P is a LPC prediction order having an integer value equal to or greater than one, and wherein K is an even integer that is greater than zero.

5. A speech decoder that operates on a Linear Predictive Coded (LPC) speech signal, comprising:

means for receiving a LPC speech signal through a transmission channel that is susceptible to transmission errors;

means for demultiplexing and dequantizing the received LPC speech signal to obtain an excitation signal and also a set of LPC filter factors that specify a short term spectral behavior of the LPC speech signal;

means for synthesizing a speech signal from the excitation signal in cooperation with the set of LPC filter factors;

means for generating a status signal that indicates a number of transmission errors that are occurring in the transmission channel;

means for monitoring the status signal to detect a condition wherein the number of transmission errors exceeds a threshold number; and

means, responsive to said monitoring means indicating that the threshold number is exceeded, for modifying the set of LPC filter factors by performing a non-linear median filtering operation on the LPC filter factors.

6. A speech decoder as claimed in claim 5, wherein said modifying means includes means for processing K+1 most recently received sets of filter factors by a median filtering operation such that a most recently received set of P filter factors a.sub.i, where i=1,..., P, is processed together with K most recently received sets of filter factors, each K+1 most recently received sets of filter factors comprising P filter factors, to produce a modified set of median filtered LPC filter factors for use by said means for synthesizing a speech signal, wherein P is a LPC prediction order having an integer value equal to or greater than one, and wherein K is an even integer that is greater than zero.

7. A speech decoder as set forth in claim 6, wherein said modifying means includes means for performing a recursive median filtering operation, wherein each of the modified P filter factors that is produced for the most recently received sets of P filter factors are employed for median filtering a next set of received P filter factors.
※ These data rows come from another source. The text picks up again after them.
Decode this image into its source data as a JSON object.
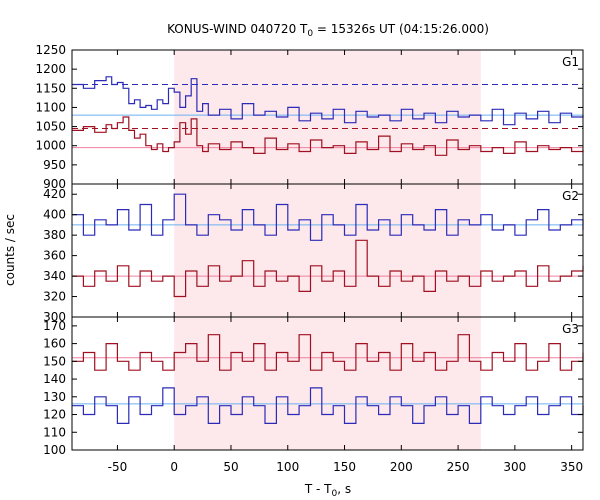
{
  "chart_data": {
    "type": "line",
    "title": {
      "prefix": "KONUS-WIND 040720 T",
      "sub": "0",
      "suffix": " = 15326s UT (04:15:26.000)"
    },
    "xlabel": {
      "prefix": "T - T",
      "sub": "0",
      "suffix": ", s"
    },
    "ylabel": "counts / sec",
    "xlim": [
      -90,
      360
    ],
    "xticks": [
      -50,
      0,
      50,
      100,
      150,
      200,
      250,
      300,
      350
    ],
    "shaded_interval": [
      0,
      270
    ],
    "grid": false,
    "colors": {
      "blue_series": "#2b2bb8",
      "red_series": "#a01020",
      "blue_fit": "#6ab0f0",
      "red_fit": "#f080a0",
      "shade": "#fde8ec"
    },
    "panels": [
      {
        "label": "G1",
        "ylim": [
          900,
          1250
        ],
        "yticks": [
          900,
          950,
          1000,
          1050,
          1100,
          1150,
          1200,
          1250
        ],
        "series": [
          {
            "color": "blue",
            "x": [
              -90,
              -80,
              -70,
              -60,
              -55,
              -50,
              -45,
              -40,
              -35,
              -30,
              -25,
              -20,
              -15,
              -10,
              -5,
              0,
              5,
              10,
              15,
              20,
              25,
              30,
              40,
              50,
              60,
              70,
              80,
              90,
              100,
              110,
              120,
              130,
              140,
              150,
              160,
              170,
              180,
              190,
              200,
              210,
              220,
              230,
              240,
              250,
              260,
              270,
              280,
              290,
              300,
              310,
              320,
              330,
              340,
              350,
              360
            ],
            "y": [
              1160,
              1150,
              1170,
              1180,
              1160,
              1165,
              1150,
              1110,
              1120,
              1100,
              1105,
              1095,
              1120,
              1110,
              1150,
              1140,
              1100,
              1130,
              1175,
              1090,
              1110,
              1080,
              1095,
              1070,
              1110,
              1080,
              1090,
              1075,
              1100,
              1065,
              1085,
              1070,
              1095,
              1060,
              1090,
              1075,
              1080,
              1065,
              1095,
              1070,
              1085,
              1060,
              1090,
              1075,
              1080,
              1065,
              1095,
              1055,
              1085,
              1070,
              1090,
              1060,
              1085,
              1075,
              1080
            ]
          },
          {
            "color": "red",
            "x": [
              -90,
              -80,
              -70,
              -60,
              -55,
              -50,
              -45,
              -40,
              -35,
              -30,
              -25,
              -20,
              -15,
              -10,
              -5,
              0,
              5,
              10,
              15,
              20,
              25,
              30,
              40,
              50,
              60,
              70,
              80,
              90,
              100,
              110,
              120,
              130,
              140,
              150,
              160,
              170,
              180,
              190,
              200,
              210,
              220,
              230,
              240,
              250,
              260,
              270,
              280,
              290,
              300,
              310,
              320,
              330,
              340,
              350,
              360
            ],
            "y": [
              1040,
              1050,
              1035,
              1055,
              1045,
              1060,
              1075,
              1040,
              1020,
              1030,
              1000,
              990,
              1005,
              985,
              995,
              1010,
              1060,
              1030,
              1070,
              1000,
              985,
              1005,
              990,
              1010,
              995,
              980,
              1020,
              990,
              1005,
              985,
              1015,
              995,
              1000,
              980,
              1010,
              990,
              1025,
              985,
              1005,
              990,
              1000,
              975,
              1015,
              990,
              1000,
              985,
              995,
              980,
              1010,
              985,
              1000,
              990,
              995,
              985,
              990
            ]
          }
        ],
        "fits": [
          {
            "color": "blue_fit",
            "y": 1080
          },
          {
            "color": "red_fit",
            "y": 995
          }
        ],
        "dashed_levels": [
          {
            "color": "blue",
            "y": 1160
          },
          {
            "color": "red",
            "y": 1045
          }
        ]
      },
      {
        "label": "G2",
        "ylim": [
          300,
          430
        ],
        "yticks": [
          300,
          320,
          340,
          360,
          380,
          400,
          420
        ],
        "series": [
          {
            "color": "blue",
            "x": [
              -90,
              -80,
              -70,
              -60,
              -50,
              -40,
              -30,
              -20,
              -10,
              0,
              10,
              20,
              30,
              40,
              50,
              60,
              70,
              80,
              90,
              100,
              110,
              120,
              130,
              140,
              150,
              160,
              170,
              180,
              190,
              200,
              210,
              220,
              230,
              240,
              250,
              260,
              270,
              280,
              290,
              300,
              310,
              320,
              330,
              340,
              350,
              360
            ],
            "y": [
              400,
              380,
              395,
              390,
              405,
              385,
              410,
              380,
              395,
              420,
              390,
              380,
              400,
              395,
              385,
              405,
              390,
              380,
              410,
              385,
              395,
              375,
              400,
              390,
              380,
              410,
              385,
              395,
              380,
              400,
              390,
              385,
              405,
              380,
              395,
              390,
              400,
              385,
              390,
              380,
              395,
              405,
              385,
              390,
              395,
              385
            ]
          },
          {
            "color": "red",
            "x": [
              -90,
              -80,
              -70,
              -60,
              -50,
              -40,
              -30,
              -20,
              -10,
              0,
              10,
              20,
              30,
              40,
              50,
              60,
              70,
              80,
              90,
              100,
              110,
              120,
              130,
              140,
              150,
              160,
              170,
              180,
              190,
              200,
              210,
              220,
              230,
              240,
              250,
              260,
              270,
              280,
              290,
              300,
              310,
              320,
              330,
              340,
              350,
              360
            ],
            "y": [
              340,
              330,
              345,
              335,
              350,
              330,
              345,
              335,
              340,
              320,
              345,
              330,
              350,
              335,
              340,
              355,
              330,
              345,
              335,
              340,
              325,
              350,
              335,
              345,
              330,
              375,
              340,
              330,
              345,
              335,
              340,
              325,
              345,
              335,
              340,
              330,
              345,
              335,
              340,
              345,
              330,
              350,
              335,
              340,
              345,
              350
            ]
          }
        ],
        "fits": [
          {
            "color": "blue_fit",
            "y": 390
          },
          {
            "color": "red_fit",
            "y": 340
          }
        ],
        "dashed_levels": []
      },
      {
        "label": "G3",
        "ylim": [
          100,
          175
        ],
        "yticks": [
          100,
          110,
          120,
          130,
          140,
          150,
          160,
          170
        ],
        "series": [
          {
            "color": "red",
            "x": [
              -90,
              -80,
              -70,
              -60,
              -50,
              -40,
              -30,
              -20,
              -10,
              0,
              10,
              20,
              30,
              40,
              50,
              60,
              70,
              80,
              90,
              100,
              110,
              120,
              130,
              140,
              150,
              160,
              170,
              180,
              190,
              200,
              210,
              220,
              230,
              240,
              250,
              260,
              270,
              280,
              290,
              300,
              310,
              320,
              330,
              340,
              350,
              360
            ],
            "y": [
              150,
              155,
              145,
              160,
              150,
              145,
              155,
              150,
              145,
              155,
              160,
              150,
              165,
              145,
              155,
              150,
              160,
              145,
              155,
              150,
              165,
              145,
              155,
              150,
              145,
              160,
              150,
              155,
              145,
              160,
              150,
              155,
              145,
              150,
              165,
              150,
              145,
              155,
              150,
              160,
              145,
              150,
              160,
              145,
              150,
              155
            ]
          },
          {
            "color": "blue",
            "x": [
              -90,
              -80,
              -70,
              -60,
              -50,
              -40,
              -30,
              -20,
              -10,
              0,
              10,
              20,
              30,
              40,
              50,
              60,
              70,
              80,
              90,
              100,
              110,
              120,
              130,
              140,
              150,
              160,
              170,
              180,
              190,
              200,
              210,
              220,
              230,
              240,
              250,
              260,
              270,
              280,
              290,
              300,
              310,
              320,
              330,
              340,
              350,
              360
            ],
            "y": [
              125,
              120,
              130,
              125,
              115,
              130,
              120,
              125,
              135,
              120,
              125,
              130,
              115,
              125,
              120,
              130,
              125,
              115,
              130,
              120,
              125,
              135,
              120,
              125,
              115,
              130,
              125,
              120,
              130,
              125,
              115,
              125,
              130,
              120,
              125,
              115,
              130,
              125,
              120,
              125,
              130,
              120,
              125,
              130,
              120,
              125
            ]
          }
        ],
        "fits": [
          {
            "color": "red_fit",
            "y": 152
          },
          {
            "color": "blue_fit",
            "y": 126
          }
        ],
        "dashed_levels": []
      }
    ]
  }
}
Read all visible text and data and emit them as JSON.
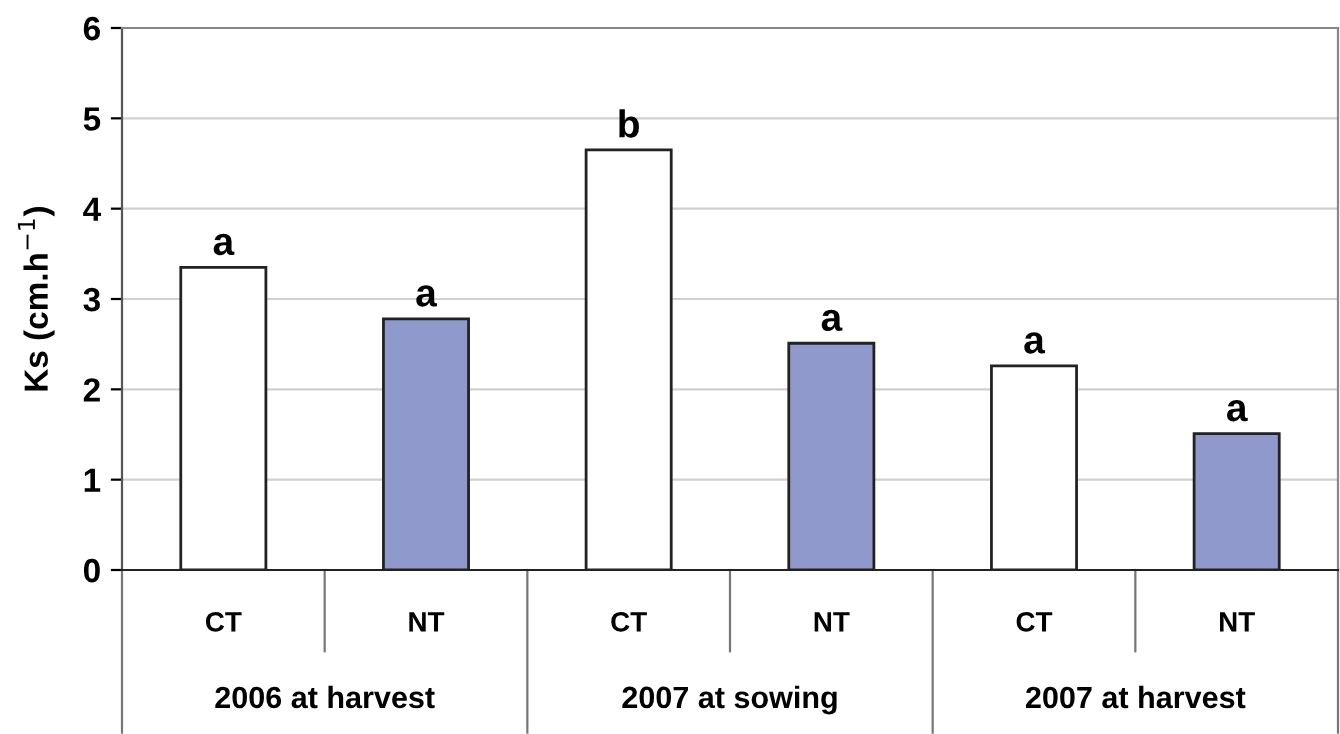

8. A speech decoder as set forth in claim 5, wherein said modifying means comprises:

means for median filtering (K+1) vectors comprised of a most recently received set of P filter factors a.sub.i, where i=1,..., P, and K previous most recently received sets of P filter factors, wherein each of the (K+1) vectors has a dimension of P and contains a set of P filter factors;

means for determining a distance of each of the (K+1) vectors to all other (K+1) vectors;

means for selecting as an output vector one of the (K+1) vectors that is determined to have a minimum distance to all other (K+1) vectors; and

means for selecting the P filter factors contained in the selected output vector to be a set of modified LPC filter factors for use by said means for synthesizing a speech signal, wherein P is a LPC prediction order having an integer value equal to or greater than one, and wherein K is an even integer that is greater than zero.